Despite years of intense medical research, a cure for this often debilitating disease has yet to be delivered. It’s why scientists continue to look deeper into the causes and the racial disparities that exacerbate cancer mortality rates among Black people. Last week Sylvester Comprehensive Cancer Center, Fox Chase Cancer Center, and Pfizer’s Institute of Translational Equitable Medicine (ITEM) announced the launch of a comprehensive cancer genomics study to determine disparity drivers of breast and prostate cancer in African, African Caribbean, and African American men and women.

“People of African ancestry disproportionately develop aggressive, high-grade cancers, particularly in breast and prostate tissues, and the underlying driving factors are not well understood,” explains Sophia HL George, PhD, associate director of Diversity, Equity, and Inclusion at Sylvester Comprehensive Cancer Center. The propensity to develop these cancers contributes to Blacks having the highest death and shortest survival rate of any racial/ethnic group for most cancers, particularly the types George mentions. Though there is a significant need to explore the causes, few research studies exist to investigate cancer risk and outcomes in people of African ancestry.
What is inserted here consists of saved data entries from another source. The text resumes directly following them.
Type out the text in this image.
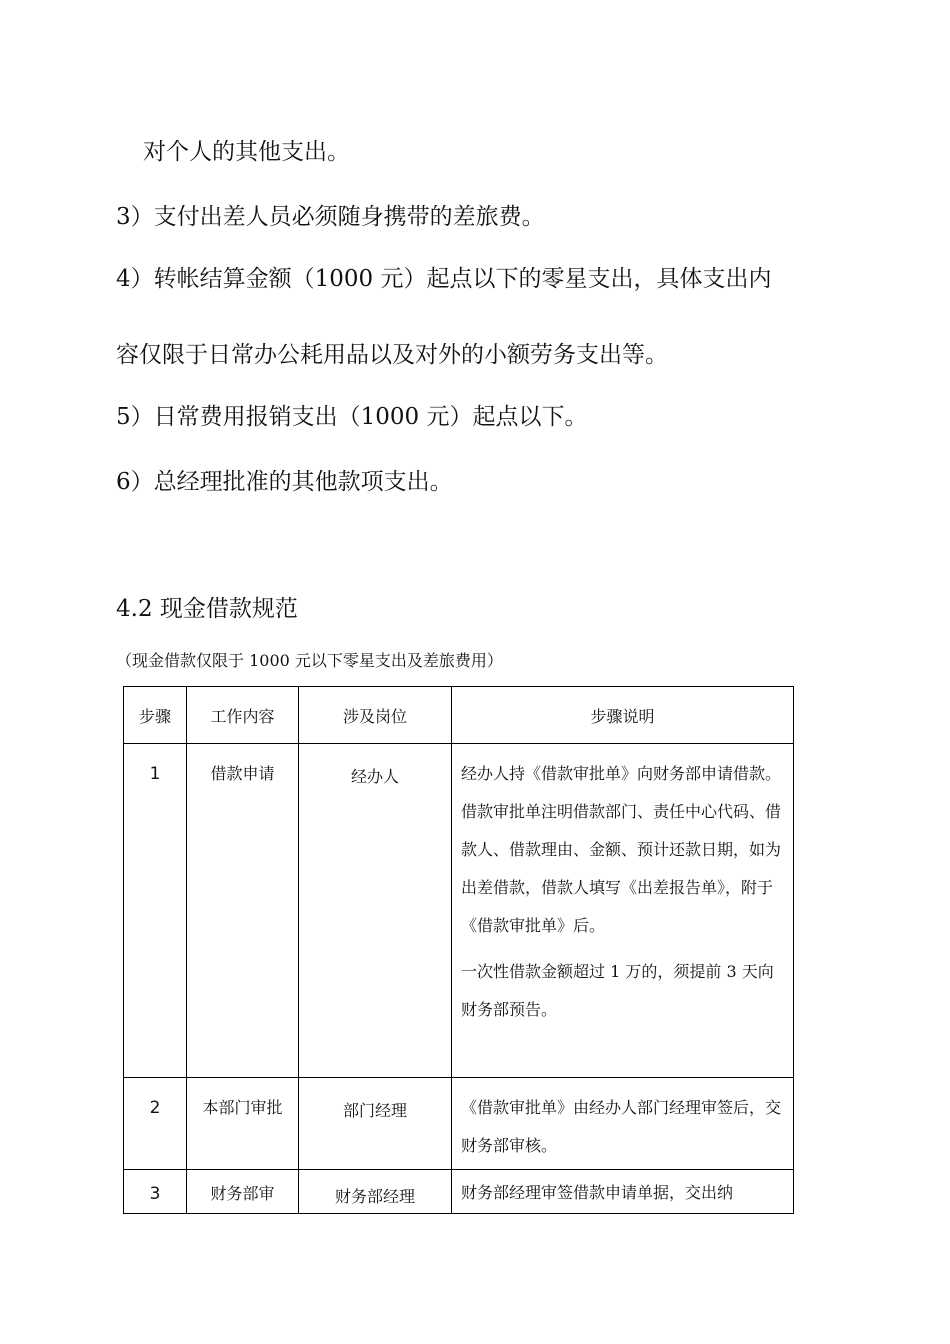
对个人的其他支出。
3）支付出差人员必须随身携带的差旅费。
4）转帐结算金额（1000 元）起点以下的零星支出，具体支出内
容仅限于日常办公耗用品以及对外的小额劳务支出等。
5）日常费用报销支出（1000 元）起点以下。
6）总经理批准的其他款项支出。
4.2 现金借款规范
（现金借款仅限于 1000 元以下零星支出及差旅费用）
步骤	工作内容	涉及岗位	步骤说明
1	借款申请	经办人	经办人持《借款审批单》向财务部申请借款。借款审批单注明借款部门、责任中心代码、借款人、借款理由、金额、预计还款日期，如为出差借款，借款人填写《出差报告单》，附于《借款审批单》后。

一次性借款金额超过 1 万的，须提前 3 天向财务部预告。

2	本部门审批	部门经理	《借款审批单》由经办人部门经理审签后，交财务部审核。

3	财务部审	财务部经理	财务部经理审签借款申请单据，交出纳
To address what the collaboration calls “knowledge gaps” it will build a clinical genomics registry of biological specimens accompanied by epidemiological, behavioral, and clinical data from African ancestry patients diagnosed with breast and prostate cancer. Patients recruited for the study will come from diverse populations across the diaspora. That includes U.S.-born and immigrant Black patients residing in the United States, patients from moderate and low-income countries in the Caribbean islands, and patients from Western, Eastern and Southern countries in the African subcontinent.
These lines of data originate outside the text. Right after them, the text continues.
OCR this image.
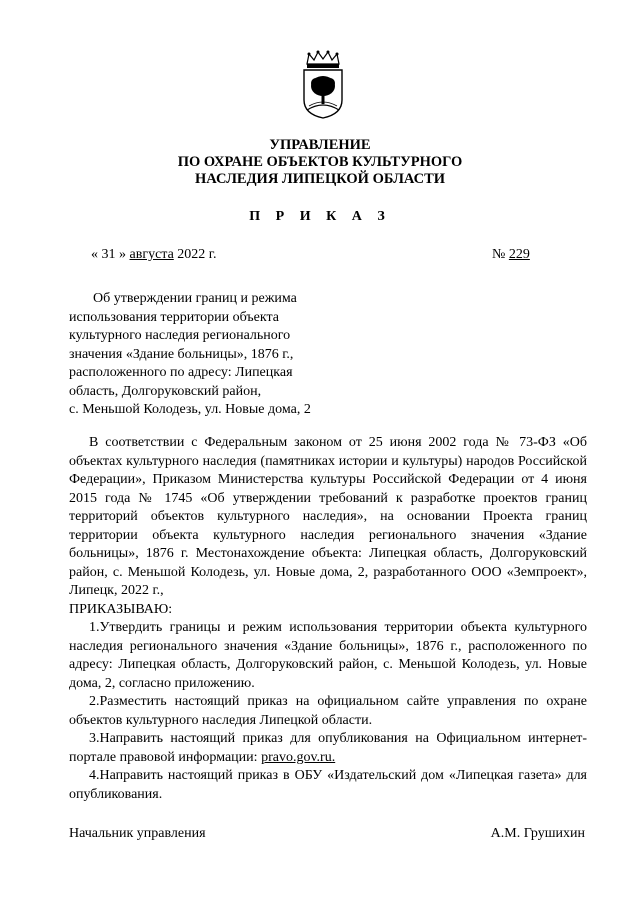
УПРАВЛЕНИЕ
ПО ОХРАНЕ ОБЪЕКТОВ КУЛЬТУРНОГО
НАСЛЕДИЯ ЛИПЕЦКОЙ ОБЛАСТИ
П Р И К А З
« 31 » августа 2022 г.	№ 229
Об утверждении границ и режима
использования территории объекта
культурного наследия регионального
значения «Здание больницы», 1876 г.,
расположенного по адресу: Липецкая
область, Долгоруковский район,
с. Меньшой Колодезь, ул. Новые дома, 2

В соответствии с Федеральным законом от 25 июня 2002 года № 73-ФЗ «Об объектах культурного наследия (памятниках истории и культуры) народов Российской Федерации», Приказом Министерства культуры Российской Федерации от 4 июня 2015 года № 1745 «Об утверждении требований к разработке проектов границ территорий объектов культурного наследия», на основании Проекта границ территории объекта культурного наследия регионального значения «Здание больницы», 1876 г. Местонахождение объекта: Липецкая область, Долгоруковский район, с. Меньшой Колодезь, ул. Новые дома, 2, разработанного ООО «Земпроект», Липецк, 2022 г.,

ПРИКАЗЫВАЮ:

1.Утвердить границы и режим использования территории объекта культурного наследия регионального значения «Здание больницы», 1876 г., расположенного по адресу: Липецкая область, Долгоруковский район, с. Меньшой Колодезь, ул. Новые дома, 2, согласно приложению.

2.Разместить настоящий приказ на официальном сайте управления по охране объектов культурного наследия Липецкой области.

3.Направить настоящий приказ для опубликования на Официальном интернет-портале правовой информации: pravo.gov.ru.

4.Направить настоящий приказ в ОБУ «Издательский дом «Липецкая газета» для опубликования.

Начальник управления	А.М. Грушихин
The study has several goals in mind, including identifying rare genetic drivers that may contribute to the formation of these cancers, determining inherited cancer risks and distinguishing any socioeconomic and lifestyle factors that may influence cancer outcomes in patients of African ancestry.

“We established the Institute of Translational Equitable Medicine to achieve health equity by preventing, treating, and identifying disease drivers that disproportionately impact underserved and minority populations nationally and globally,” says Aida Habtezion, MD, MSc, FRCPC, AGAF, Chief Medical Officer and Head of Worldwide Medical & Safety at Pfizer. “Our goal is to use data to help better understand the drivers of health inequities.” Habtezion expresses excitement over potentially being able to close gaps in applying scientific knowledge to the disparities that currently exist for African ancestry cancer patients. 

The study will include cancer patients from partner cancer centers, the University of Alabama, and Augusta University in collaboration with HBCU Morgan State University. Research sites throughout Africa and the Caribbean will also play a major role.

“We want to enable African and Caribbean researchers to ask questions collaboratively across the U.S, Africa and the Caribbean so that we can lead projects that affect our populations,” says George, “This is exciting because the way the collaboration has been designed, there is equity in who is participating, who is leading, and who is at the center of the project.”